There's nothing like stumbling out of a holiday season or after a let-it-all-rip vacation to motivating a dietary overhaul. The thing is, no matter what path you choose, you have to go all in. Whether it's intermittent fasting, Paleo, or the Whole Foods plan — you must commit. Find an approach that addresses what you want to accomplish with realistic goals, and also suits what you know you can take on. Here, get our guide of bedrock principles you can use to overhaul your diet once and for all. Plus, we dive deep with our expert dietician to talk intermittent fasting, what it means for endurance athletes, and how to try it safely.
Study Up on These Tips for Effective Weight Loss
The fundamentals for effective weight loss should not be overlooked. They may not sound snazzy, but the thing is? They work. If you have excess fat you want to shed, this is where you start.
Decide on a Dietary Approach
Paleo, keto, Zone, Ancestral, Intermittent Fasting...all of our diet choices are confusing to say the least. The good news? Just about any one will help you net an improvement (by simply eliminating bad foods). But matching your goals and discipline levels with the right diet can be a powerful step. Intermittent fasting may be too hard to take on for some. For others (who don't like cooking anyway) it may be the easy path.
Intermittent Fasting: So, what is it, exactly?
Caloric restriction, fasting, intermittent fasting... no matter what you call it, fasting has been associated with fat loss and longevity. According to Jonathan Valdez, Owner of Genki Nutrition and Media Spokesperson for New York State Academy of Nutrition and Dietetics, intermittent fasting is a lifestyle choice in which people refrain from eating or drinking in various amounts, for a specific duration of time throughout the day. There are different ways to fast intermittently, most commonly: consuming zero food and water, consuming just water, or consuming restricted calories. "[In their off hours] they then eat during very specific times during the day," says Valdez. "It is often thought that intermittent fasting can alter body composition as well as blood pressure and cholesterol."
Intermittent Fasting: Can Endurance Athletes Benefit from It?
Unfortunately, there isn’t much research when it comes to elite athletes and intermittent fasting. However, one study published in the Journal of Sports Science observed Muslim athletes during Ramadan to see the benefits, if any, they received from intermittent fasting. "There were a few issues with this study in that it wasn’t merely observational and not perfectly controlled," says Valdez. Keeping that in mind, researchers found that as long as athletes still consumed the same amount of calories and fluids during their eating periods, they didn’t experience any setbacks. In essence, it's important athletes are not refraining from getting the calories they need. "It’s always extremely important to listen to your body, as fasting doesn’t work for all athletes and the research is limited in both time and number of people studied," says Valdez. "However, with the current research that is available, intermittent fasting can cut down on fat mass while increasing fat-free mass."
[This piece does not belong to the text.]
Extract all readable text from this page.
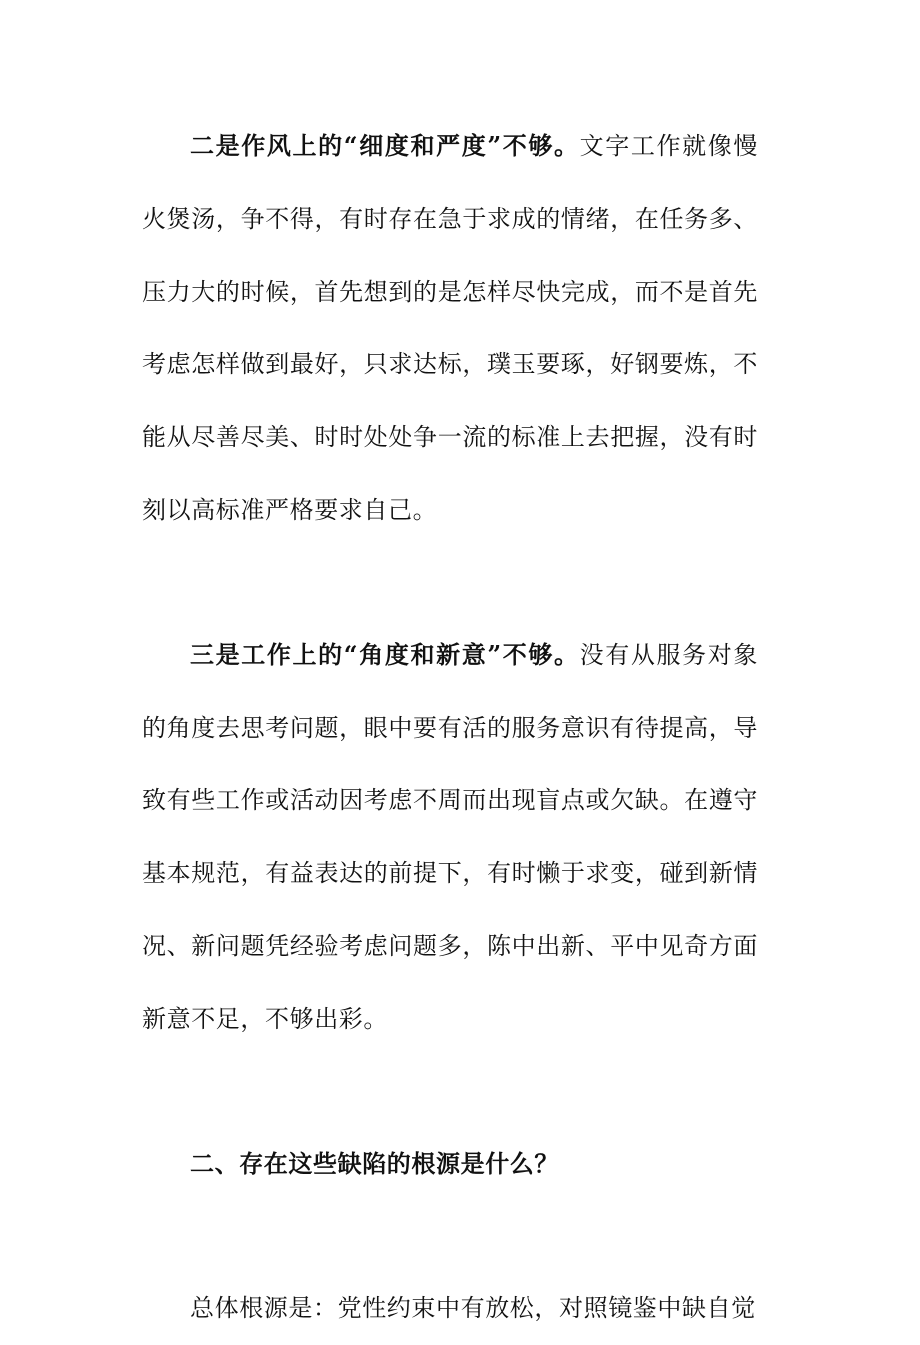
二是作风上的“细度和严度”不够。文字工作就像慢火煲汤，争不得，有时存在急于求成的情绪，在任务多、压力大的时候，首先想到的是怎样尽快完成，而不是首先考虑怎样做到最好，只求达标，璞玉要琢，好钢要炼，不能从尽善尽美、时时处处争一流的标准上去把握，没有时刻以高标准严格要求自己。

三是工作上的“角度和新意”不够。没有从服务对象的角度去思考问题，眼中要有活的服务意识有待提高，导致有些工作或活动因考虑不周而出现盲点或欠缺。在遵守基本规范，有益表达的前提下，有时懒于求变，碰到新情况、新问题凭经验考虑问题多，陈中出新、平中见奇方面新意不足，不够出彩。

二、存在这些缺陷的根源是什么？

总体根源是：党性约束中有放松，对照镜鉴中缺自觉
Intermittent Fasting: How to Do It
Without the research and intel we need, it's impossible to say what really works when it comes to intermittent fasting. Athletes all have different nutritional demands depending on their metabolism, calorie intake, sleep and stress levels, among many other variables. "It might be a little bit of trial-and-error for each individual athlete in terms of figuring out the most efficient route to take when it comes to their specific sport and body," says Valdez. "When it comes to intermittent fasting, the athlete should see a spike in energy as well as a decrease in fat mass if it is working for them."
AVOID THIS MISTAKE: DEHYDRATION
As you play with different fasting periods and caloric intake to figure out the best intermittent fasting methodology for you, it is essential that you stay hydrated — no matter what. "If [the athlete] becomes faint at any point, they may need to fuel themselves to keep their blood sugar from dropping too low," says Valdez. "Again, it’s all about figuring out what works for you, but the most important thing is that this is done safely. When it comes to metabolism, you are more metabolically active in the morning versus in the evening time. Athletes need to listen to their bodies to determine if fasting works best for them, as it isn’t going to be the same for everyone."